规矩
上辈子当社畜,这辈子顶梁柱,如今南宫就剩几天好活,实在不想再担个小家话事人的名头——光是想想,她就已经身心俱疲。
魏家餐桌上,女霸总南宫沉默不语,只是吧嗒吧嗒抽虚空旱烟,眉宇间深深的沟壑仿佛刻着一个大大的“愁”字。
小煮夫魏殊昀耀武扬威的眼神绕场一周,着重看了看魏乘风,随即他推了南宫一把,娇嗔:“南宫你说句话呀~”
不是南宫不想说话……实在是一家之主不好干。
南宫这下也不攒劲了,她拾起筷子,敷衍开口:“大家都在呢,你扯这麽远干嘛?吃饭。”
简直把敷衍写在了脸上,推卸责任的话术炉火纯青。
“哦~”魏殊昀眼波流转,冲着对面的魏乘风得意一笑,“那等回头再说吧,反正咱俩早晚是一家!”
魏乘风:“……”
这下魏乘风是彻底确定了,魏殊昀这小子不对劲儿,不儿,可对方图什麽啊?
南宫的活泼开朗大方温婉有趣疯癫疯癫疯癫……魏殊昀不是向来体会不到其中的趣味麽?怎麽他突然转性了?

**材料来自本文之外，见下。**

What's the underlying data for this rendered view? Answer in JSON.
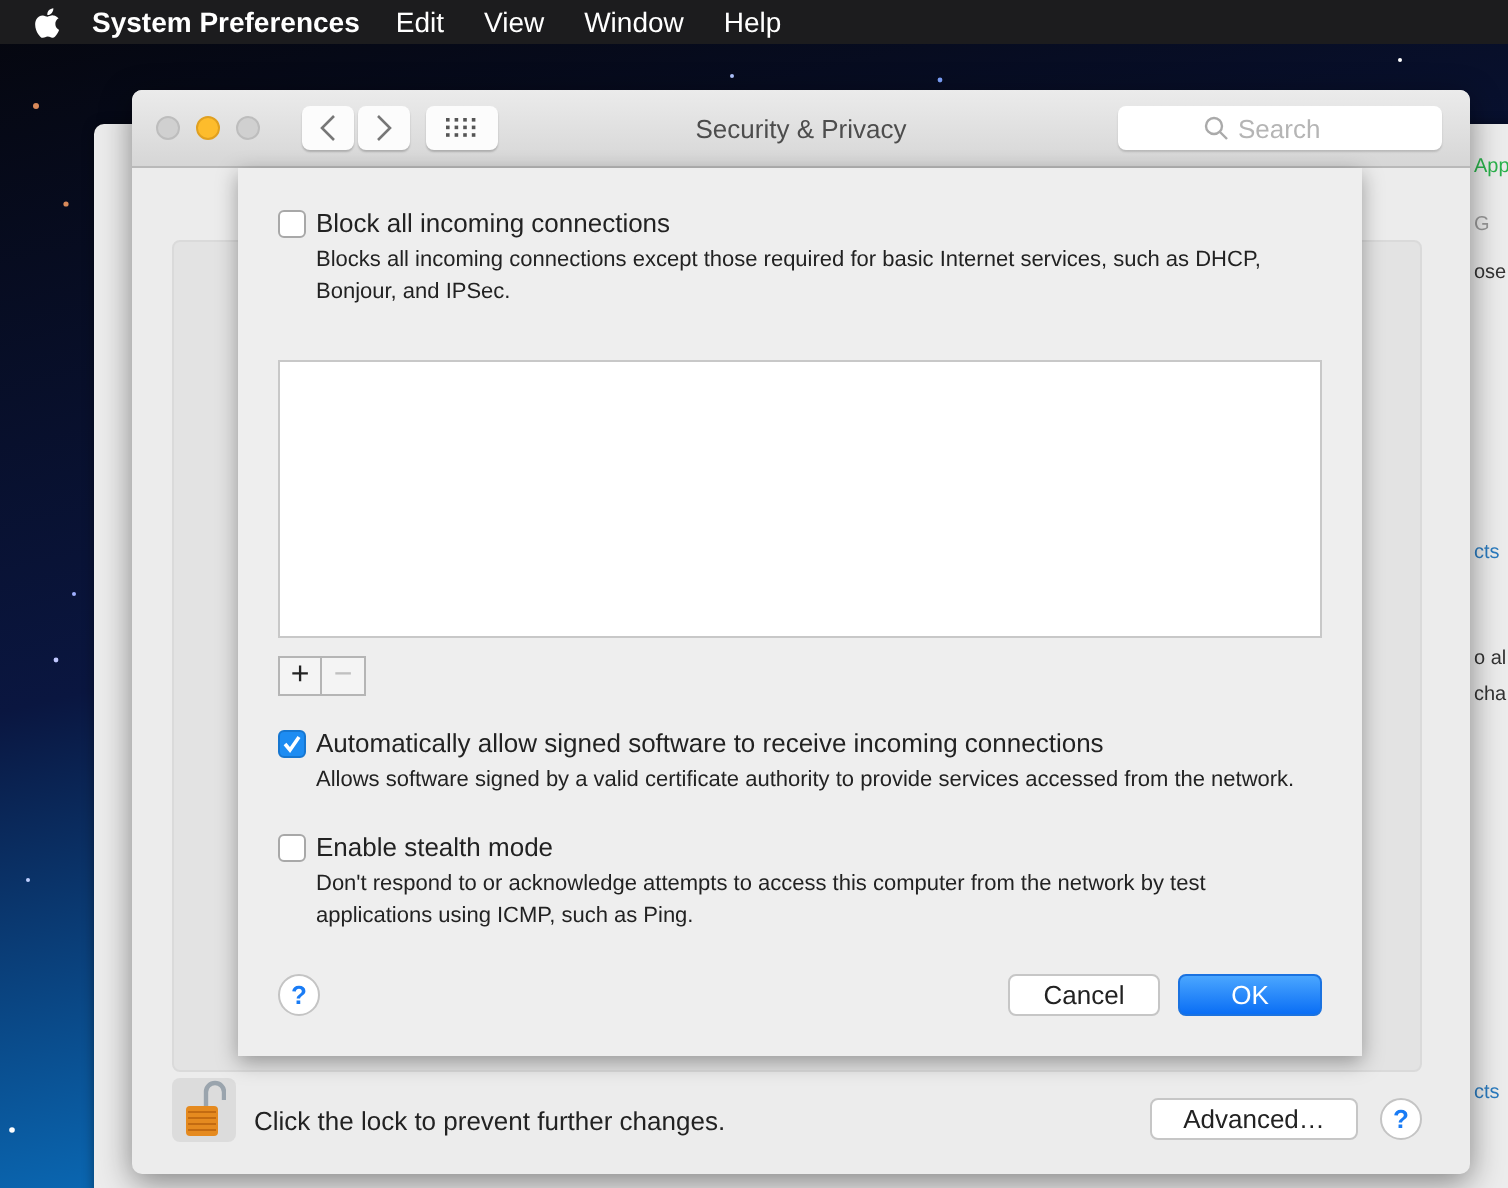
{
  "menu_bar": {
    "app_name": "System Preferences",
    "items": [
      "Edit",
      "View",
      "Window",
      "Help"
    ]
  },
  "background_window": {
    "fragments": [
      {
        "text": "App",
        "kind": "accent"
      },
      {
        "text": "G",
        "kind": "muted"
      },
      {
        "text": "ose",
        "kind": "plain"
      },
      {
        "text": "cts",
        "kind": "link"
      },
      {
        "text": "o al",
        "kind": "plain"
      },
      {
        "text": "cha",
        "kind": "plain"
      },
      {
        "text": "cts",
        "kind": "link"
      }
    ]
  },
  "window": {
    "title": "Security & Privacy",
    "traffic_lights": [
      {
        "lit": false
      },
      {
        "lit": true
      },
      {
        "lit": false
      }
    ],
    "search": {
      "placeholder": "Search"
    },
    "lock": {
      "unlocked": true,
      "text": "Click the lock to prevent further changes."
    },
    "advanced_button": "Advanced…",
    "help_button": "?"
  },
  "sheet": {
    "block_all": {
      "label": "Block all incoming connections",
      "description": "Blocks all incoming connections except those required for basic Internet services,  such as DHCP, Bonjour, and IPSec.",
      "checked": false
    },
    "app_list": {
      "add_button": {
        "label": "+",
        "disabled": false
      },
      "remove_button": {
        "label": "−",
        "disabled": true
      }
    },
    "options": [
      {
        "label": "Automatically allow signed software to receive incoming connections",
        "description": "Allows software signed by a valid certificate authority to provide services accessed from the network.",
        "checked": true
      },
      {
        "label": "Enable stealth mode",
        "description": "Don't respond to or acknowledge attempts to access this computer from the network by test applications using ICMP, such as Ping.",
        "checked": false
      }
    ],
    "help_button": "?",
    "buttons": [
      {
        "label": "Cancel",
        "default": false
      },
      {
        "label": "OK",
        "default": true
      }
    ]
  }
}
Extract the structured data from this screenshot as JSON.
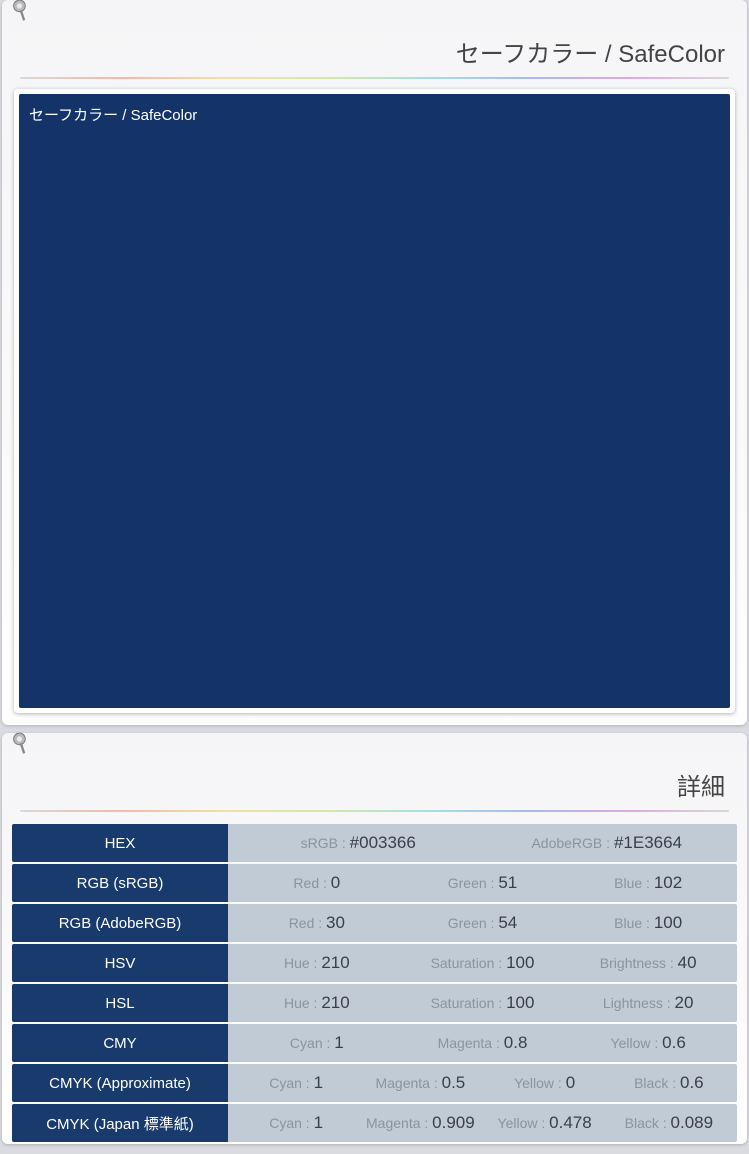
{
  "swatch_color": "#143469",
  "header_bg": "#183a6c",
  "panel1": {
    "title": "セーフカラー / SafeColor",
    "swatch_label": "セーフカラー / SafeColor"
  },
  "panel2": {
    "title": "詳細",
    "rows": [
      {
        "label": "HEX",
        "cells": [
          {
            "k": "sRGB : ",
            "v": "#003366"
          },
          {
            "k": "AdobeRGB : ",
            "v": "#1E3664"
          }
        ]
      },
      {
        "label": "RGB (sRGB)",
        "cells": [
          {
            "k": "Red : ",
            "v": "0"
          },
          {
            "k": "Green : ",
            "v": "51"
          },
          {
            "k": "Blue : ",
            "v": "102"
          }
        ]
      },
      {
        "label": "RGB (AdobeRGB)",
        "cells": [
          {
            "k": "Red : ",
            "v": "30"
          },
          {
            "k": "Green : ",
            "v": "54"
          },
          {
            "k": "Blue : ",
            "v": "100"
          }
        ]
      },
      {
        "label": "HSV",
        "cells": [
          {
            "k": "Hue : ",
            "v": "210"
          },
          {
            "k": "Saturation : ",
            "v": "100"
          },
          {
            "k": "Brightness : ",
            "v": "40"
          }
        ]
      },
      {
        "label": "HSL",
        "cells": [
          {
            "k": "Hue : ",
            "v": "210"
          },
          {
            "k": "Saturation : ",
            "v": "100"
          },
          {
            "k": "Lightness : ",
            "v": "20"
          }
        ]
      },
      {
        "label": "CMY",
        "cells": [
          {
            "k": "Cyan : ",
            "v": "1"
          },
          {
            "k": "Magenta : ",
            "v": "0.8"
          },
          {
            "k": "Yellow : ",
            "v": "0.6"
          }
        ]
      },
      {
        "label": "CMYK (Approximate)",
        "cells": [
          {
            "k": "Cyan : ",
            "v": "1"
          },
          {
            "k": "Magenta : ",
            "v": "0.5"
          },
          {
            "k": "Yellow : ",
            "v": "0"
          },
          {
            "k": "Black : ",
            "v": "0.6"
          }
        ]
      },
      {
        "label": "CMYK (Japan 標準紙)",
        "cells": [
          {
            "k": "Cyan : ",
            "v": "1"
          },
          {
            "k": "Magenta : ",
            "v": "0.909"
          },
          {
            "k": "Yellow : ",
            "v": "0.478"
          },
          {
            "k": "Black : ",
            "v": "0.089"
          }
        ]
      }
    ]
  }
}
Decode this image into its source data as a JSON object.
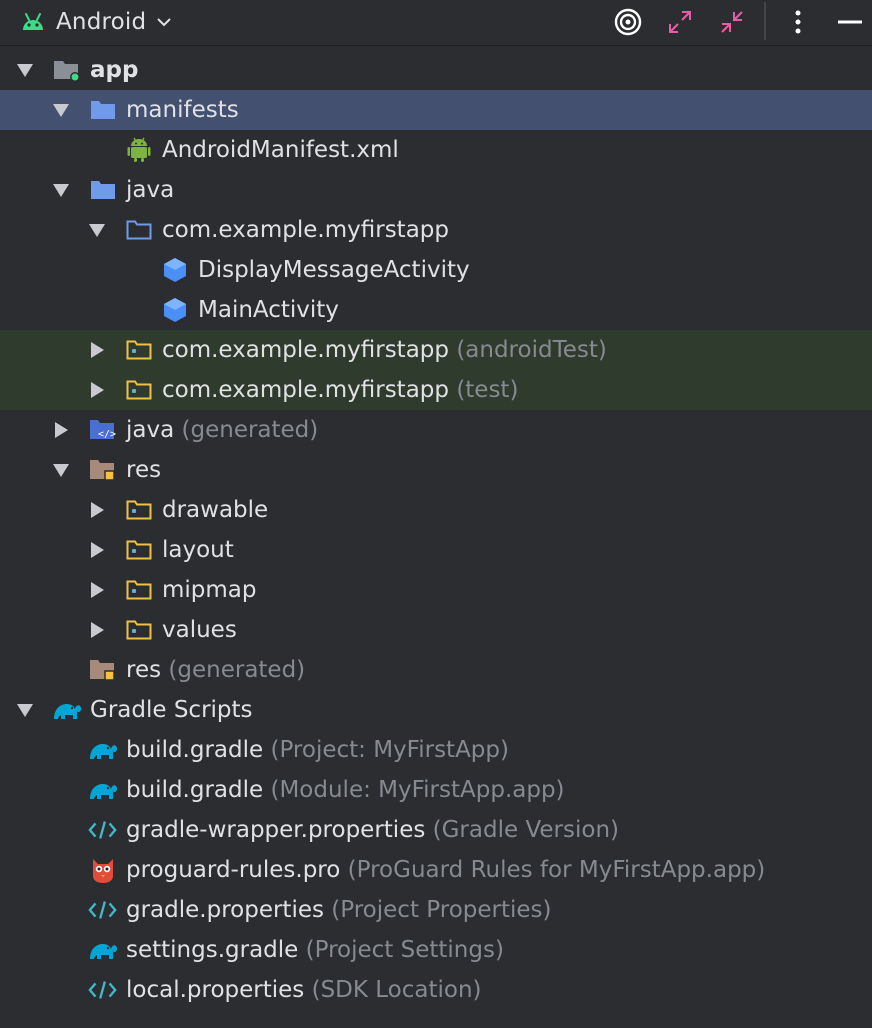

魏乘风惊疑不定之际,魏殊昀又开始了新一轮的作妖——衆目睽睽之下,魏殊昀神色不变,忽然翘起二郎腿,一边鼓捣着什麽东西一边贼眉鼠眼地瞟向四周。
一时间,桌上所有人都注意到了。
这小子干什麽呢?
南宫好奇扭头,想要开口询问,只见魏殊昀将食指竖起放在嘴边。
魏殊昀挤了挤眼,神秘兮兮小声道:“嘘——咱们……悄悄的。”
下一秒,南宫只看见魏殊昀身形不动丶右脚猛地往後一甩,一只白袜子随之飞出,划出一条漂亮的抛物线,最後轻飘飘地落在了花瓶口上。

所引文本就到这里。